Never Again slavery?
The Emancipation Day Mural Monument, as it says, is to act as a reminder that all human beings have “an inherent right to life and liberty”. One hundred and eighty six years after our enslaved people were freed, we need to broaden our concept of freedom.
Today for us in SVG and members of CARICOM, it is not a question of removing physical chains, but of realising that freedom we had fought for and continued to fight even after we achieved adult suffrage and independence from the colonial power. Slavery in the sense in which we knew it had ended, but colonialism continued. Religion and Education were to be used as instruments of continuing control. The messages the Christian religions brought to us were reinterpreted differently by us. To give more space and meaning to those religions, they banned the Shakers/Spiritual Baptists worshipping from 1912 to 1965. The purpose of education was to a large extent to provide obedient servants that would serve the interests of the British colonialists. It worked for a period for there were those who saw themselves as Black English men and women, separate and superior to those who were not schooled the English way. Education really does not work that way, for their education was used to overturn their goals. Education is a process and complex. Some were captured but others used that same education to question those who called themselves our masters.

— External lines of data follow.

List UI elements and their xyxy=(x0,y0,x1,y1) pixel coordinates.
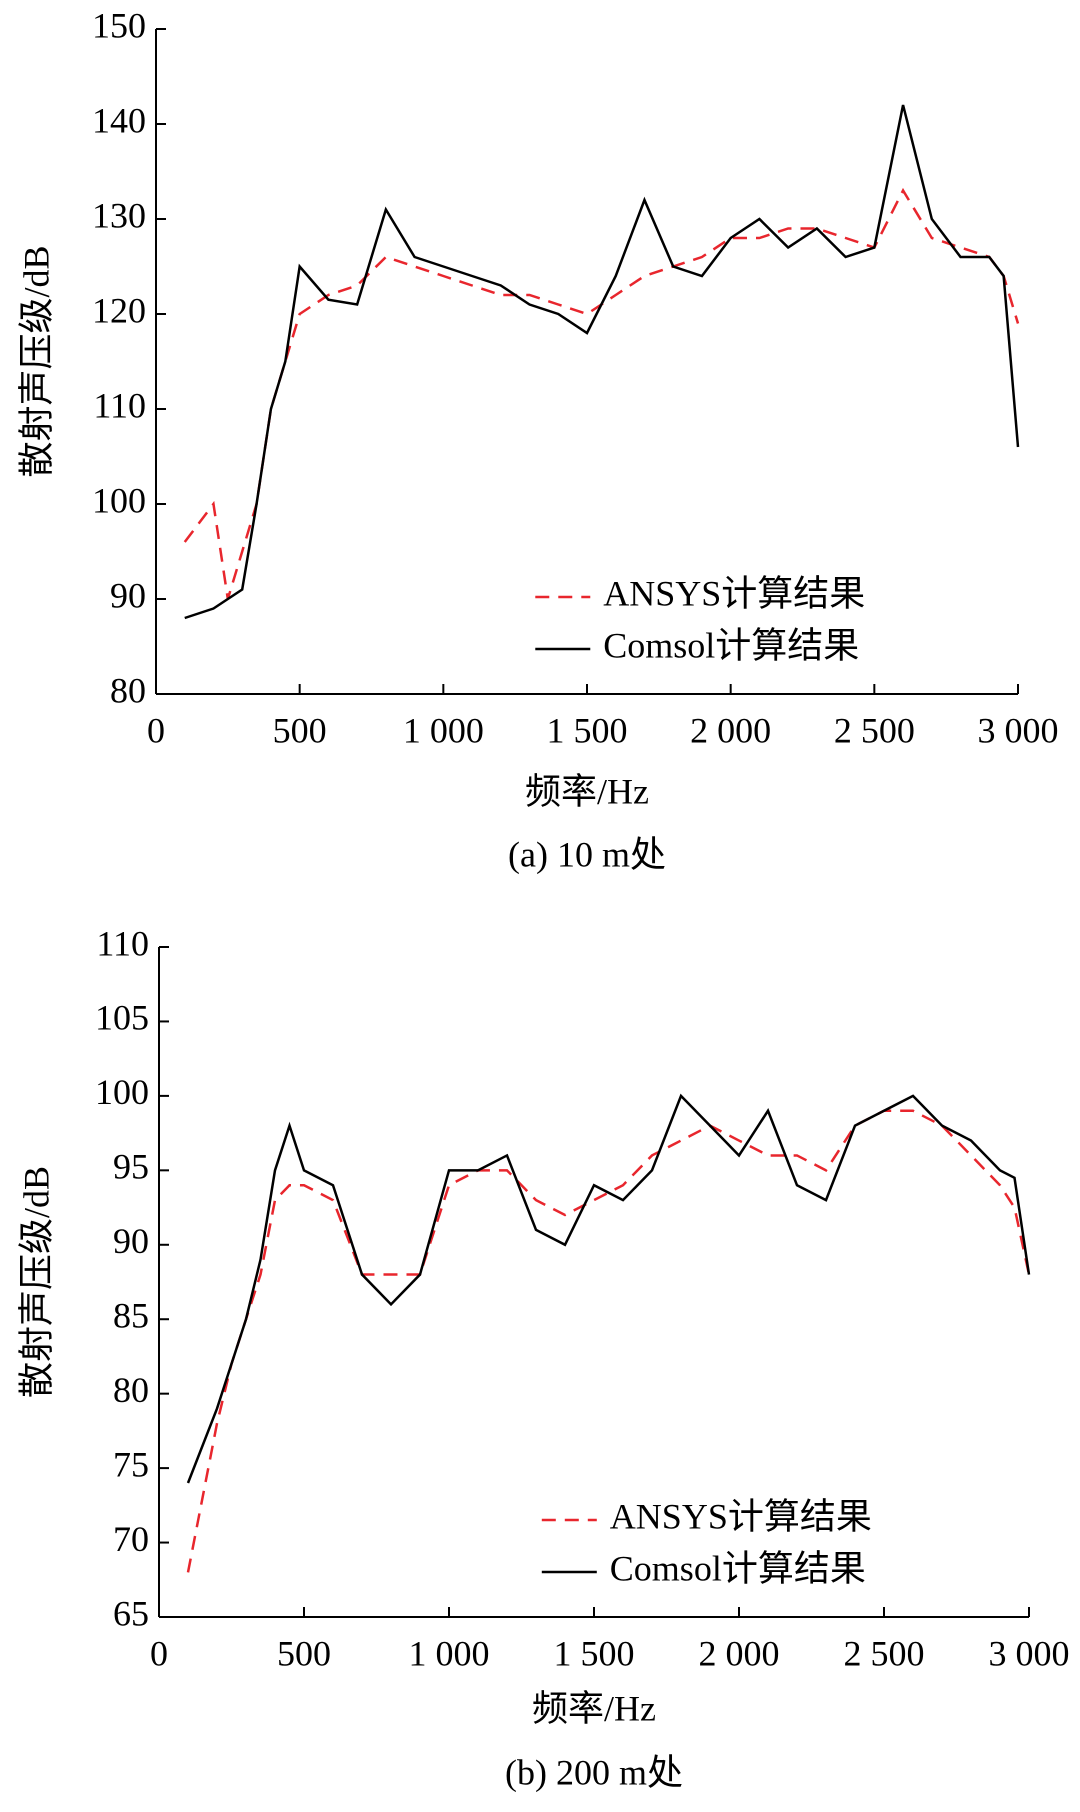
x-axis-label: 频率/Hz xyxy=(525,771,649,811)
y-tick-label: 130 xyxy=(92,195,146,235)
x-tick-label: 1 000 xyxy=(409,1633,490,1673)
y-tick-label: 150 xyxy=(92,5,146,45)
y-tick-label: 110 xyxy=(96,923,149,963)
legend-label: ANSYS计算结果 xyxy=(610,1496,872,1536)
series-line xyxy=(184,104,1020,620)
y-tick-label: 70 xyxy=(113,1519,149,1559)
y-axis-label: 散射声压级/dB xyxy=(16,1166,56,1398)
legend-label: Comsol计算结果 xyxy=(610,1548,866,1588)
y-tick-label: 95 xyxy=(113,1147,149,1187)
x-tick-label: 0 xyxy=(150,1633,168,1673)
y-tick-label: 80 xyxy=(113,1370,149,1410)
series-line xyxy=(183,187,1020,600)
x-tick-label: 500 xyxy=(273,710,327,750)
x-tick-label: 3 000 xyxy=(989,1633,1070,1673)
x-tick-label: 2 000 xyxy=(699,1633,780,1673)
x-tick-label: 1 000 xyxy=(403,710,484,750)
y-tick-label: 90 xyxy=(110,575,146,615)
legend-label: Comsol计算结果 xyxy=(603,625,859,665)
x-tick-label: 2 500 xyxy=(844,1633,925,1673)
y-tick-label: 80 xyxy=(110,670,146,710)
y-tick-label: 140 xyxy=(92,100,146,140)
x-tick-label: 2 000 xyxy=(690,710,771,750)
y-tick-label: 90 xyxy=(113,1221,149,1261)
y-tick-label: 65 xyxy=(113,1593,149,1633)
y-tick-label: 110 xyxy=(93,385,146,425)
caption: (b) 200 m处 xyxy=(505,1752,683,1792)
y-tick-label: 120 xyxy=(92,290,146,330)
y-tick-label: 100 xyxy=(95,1072,149,1112)
x-tick-label: 500 xyxy=(277,1633,331,1673)
y-axis-label: 散射声压级/dB xyxy=(16,245,56,477)
caption: (a) 10 m处 xyxy=(508,834,666,874)
series-line xyxy=(186,1093,1031,1484)
x-axis-label: 频率/Hz xyxy=(532,1688,656,1728)
series-line xyxy=(186,1109,1031,1573)
x-tick-label: 1 500 xyxy=(554,1633,635,1673)
y-tick-label: 85 xyxy=(113,1295,149,1335)
y-tick-label: 105 xyxy=(95,998,149,1038)
x-tick-label: 2 500 xyxy=(834,710,915,750)
y-tick-label: 75 xyxy=(113,1444,149,1484)
x-tick-label: 0 xyxy=(147,710,165,750)
x-tick-label: 1 500 xyxy=(547,710,628,750)
x-tick-label: 3 000 xyxy=(978,710,1059,750)
y-tick-label: 100 xyxy=(92,480,146,520)
legend-label: ANSYS计算结果 xyxy=(603,573,865,613)
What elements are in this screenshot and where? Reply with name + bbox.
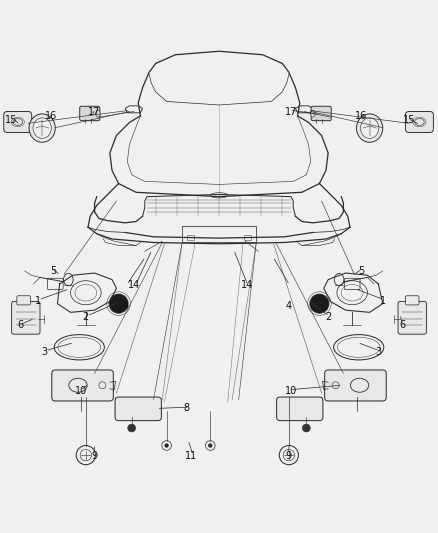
FancyBboxPatch shape	[311, 106, 331, 120]
Text: 11: 11	[184, 451, 197, 462]
FancyBboxPatch shape	[398, 302, 426, 334]
Text: 8: 8	[183, 403, 189, 414]
Text: 14: 14	[128, 280, 140, 290]
Ellipse shape	[96, 110, 100, 117]
Circle shape	[310, 294, 329, 313]
Text: 1: 1	[380, 296, 386, 305]
FancyBboxPatch shape	[52, 370, 113, 401]
FancyBboxPatch shape	[277, 397, 323, 421]
Text: 1: 1	[35, 296, 41, 305]
FancyBboxPatch shape	[406, 296, 419, 305]
Text: 5: 5	[358, 266, 364, 276]
Text: 16: 16	[45, 111, 57, 121]
FancyBboxPatch shape	[406, 111, 433, 133]
Text: 10: 10	[75, 386, 88, 396]
Text: 4: 4	[122, 301, 128, 311]
Circle shape	[109, 294, 128, 313]
Ellipse shape	[360, 118, 379, 139]
Text: 6: 6	[399, 320, 406, 330]
Text: 2: 2	[325, 312, 331, 322]
Ellipse shape	[357, 114, 383, 142]
Text: 3: 3	[375, 346, 381, 357]
Bar	[182, 227, 256, 243]
Circle shape	[164, 443, 169, 448]
FancyBboxPatch shape	[17, 296, 30, 305]
Bar	[187, 235, 194, 240]
Text: 5: 5	[50, 266, 56, 276]
FancyBboxPatch shape	[4, 111, 32, 133]
Text: 3: 3	[41, 346, 47, 357]
Ellipse shape	[311, 110, 315, 117]
Text: 9: 9	[286, 451, 292, 462]
Ellipse shape	[33, 118, 51, 139]
Text: 14: 14	[241, 280, 254, 290]
Text: 9: 9	[92, 451, 98, 462]
Text: 16: 16	[355, 111, 367, 121]
Text: 10: 10	[285, 386, 297, 396]
FancyBboxPatch shape	[80, 106, 100, 120]
FancyBboxPatch shape	[12, 302, 40, 334]
Text: 6: 6	[17, 320, 23, 330]
FancyBboxPatch shape	[115, 397, 161, 421]
FancyBboxPatch shape	[325, 370, 386, 401]
Text: 15: 15	[5, 115, 18, 125]
Text: 2: 2	[83, 312, 89, 322]
Circle shape	[302, 424, 310, 432]
Circle shape	[128, 424, 136, 432]
Text: 15: 15	[403, 115, 415, 125]
Text: 17: 17	[285, 107, 297, 117]
Circle shape	[208, 443, 212, 448]
Text: 17: 17	[88, 107, 101, 117]
Text: 4: 4	[286, 301, 292, 311]
Bar	[244, 235, 251, 240]
Ellipse shape	[29, 114, 55, 142]
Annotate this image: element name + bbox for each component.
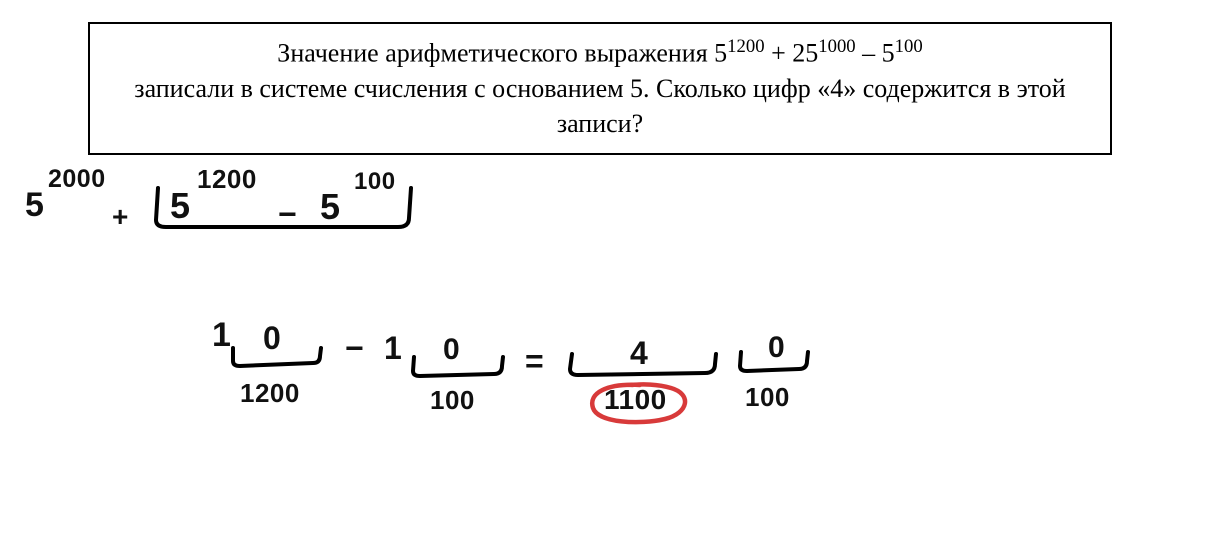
- problem-base-1: 5: [714, 39, 727, 68]
- answer-circle: [585, 380, 695, 428]
- hand-top-5a: 5: [25, 186, 44, 225]
- problem-line-1: Значение арифметического выражения 51200…: [102, 34, 1098, 71]
- problem-base-3: 5: [882, 39, 895, 68]
- hand-count-100b: 100: [745, 382, 790, 413]
- bracket-top-group: [151, 178, 416, 233]
- hand-count-1200: 1200: [240, 378, 300, 409]
- hand-row2-eq: =: [525, 343, 544, 380]
- hand-count-100a: 100: [430, 385, 475, 416]
- hand-row2-minus: −: [345, 330, 364, 367]
- problem-base-2: 25: [792, 39, 818, 68]
- hand-top-exp-2000: 2000: [48, 165, 106, 194]
- problem-exp-1: 1200: [727, 36, 764, 57]
- bracket-100a: [408, 355, 508, 385]
- problem-plus: +: [771, 39, 792, 68]
- problem-exp-2: 1000: [818, 36, 855, 57]
- problem-line-2: записали в системе счисления с основание…: [102, 71, 1098, 106]
- hand-top-plus: +: [112, 201, 129, 233]
- problem-exp-3: 100: [895, 36, 923, 57]
- problem-minus: –: [862, 39, 882, 68]
- bracket-1200: [228, 346, 326, 376]
- problem-line-3: записи?: [102, 106, 1098, 141]
- bracket-100b: [735, 350, 813, 380]
- problem-box: Значение арифметического выражения 51200…: [88, 22, 1112, 155]
- problem-line1-prefix: Значение арифметического выражения: [277, 39, 714, 68]
- hand-row2-one-b: 1: [384, 330, 402, 367]
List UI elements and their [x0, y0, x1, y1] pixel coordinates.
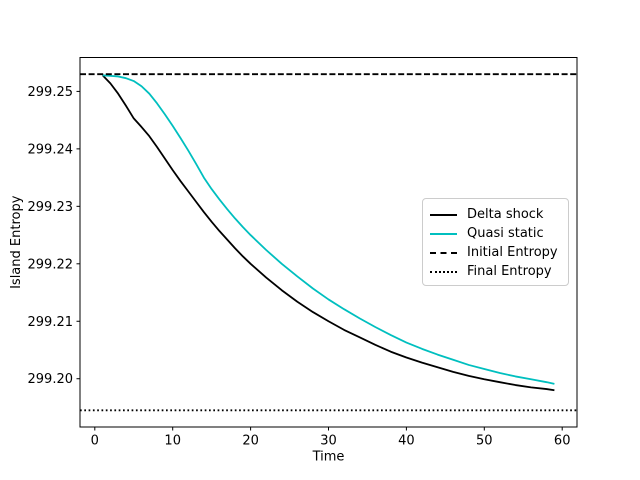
legend-entry-label: Final Entropy — [467, 264, 552, 279]
legend-final-entropy-line-sample — [430, 270, 457, 273]
legend-entry-delta-shock: Delta shock — [430, 205, 560, 224]
legend-entry-label: Initial Entropy — [467, 245, 558, 260]
legend-entry-quasi-static: Quasi static — [430, 224, 560, 243]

Austin Clarke in his novel GROWING UP STUPID UNDER THE UNION JACK makes fun of the English education and the impact it was to have on us, the English colonials. The main character in the book said to his mother “I would prefer a cuppa toy, Ma,” “Boy, you gone mad?” “I preferred a cuppa toy, for I was a Combermere boy, trained to be a snob, trained to be discriminating. A cuppa toy was better than a cup of rich chocolate. England drank toy, and Little England should, too . . .”
“…In the classes at Combermere, we were taught that the best things were made by the English… the books we read; the pencils we wrote with; the Quink ink; the book bags; the combs made from tortoise shell, which were too fine-toothed for our thick brand of hair;…”
For me Ngugii Wa Thiongo puts it best. He refers to what he calls the “cultural bomb’. “But the biggest weapon wielded and actually daily unleashed by imperialism against the collective defiance is the cultural bomb. The effect of a cultural bomb is to annihilate a people’s belief in their names, in their languages, in their environment, in their heritage of struggle, in their unity, in their capacities and ultimately, in themselves. It makes them see their past as one wasteland of non-achievement, and it makes them want to distance themselves from that wasteland. It makes them want to identify with that which is decadent and reactionary…It even plants serious doubts about the moral rightness of struggle.”
But other things were happening, the former enslaved continued their struggles against their former plantation ‘masters’. They were told to expect freedom in 1834. They got something called Apprenticeship. Their struggle had to continue, strikes, fires on the estates, lampooning them in songs, where possible moving away from the estates. But of importance was that they began to build Villages from lands bought or rented from the estates. A few acquired lands in sizes that allowed them to qualify to become members of the Legislative Council. There was still a great demand for land, and with a declining sugar industry and opportunities available for small farmers/ peasants in producing cotton and arrowroot, the government fearing a revolution, made St. Vincent the first colony to introduce a Peasant Land Settlement Scheme as recommended by the 1897 West Indian Royal Commission. Fear, too, of having large numbers in the colonies achieving the qualification to be members of the Legislative Council led to the revocation of electoral representation and the introduction of Crown Colony government where the Governor, acting on behalf of the Colonial Office, selected those who were to sit on the Executive Council.
Crown Colony government after a while became a target, as the difficulties facing the people were blamed on that system and they began a struggle against it. By this time a middle class of coloured and black people was emerging and took over the struggle, calling for a reintroduction of elected representation. By the second decade of the twentieth century Crown Colony was no more. Elected representation was reintroduced but only a few could meet the qualification. The economic situation continued declining and deep dissatisfaction prevailed. St. Vincent was among the first three colonies to have started revolts in the 1930s. Ours of October 1935 resulted in the emergence of George McIntosh who, with his Workingmen’s Association, began to control the Legislative Council until 1951 when Joshua emerged as the leading figure. St. Vincent became an Associated Member in 1969 and gained Independence in 1979.
Independence, really Flag Independence!
Our people were supposed to be in control. We maintained the British monarch as our Head of State and the highest court in the Land remained with the Privy Council. The big question which has to occupy our attention as we reflect on Emancipation and later Independence is: What has changed? Who has control? To what extent are we as a people involved in the governing of our country? Are we only important every five years when elections are called? Is our Journey from 1838 continuing? To Where and for What?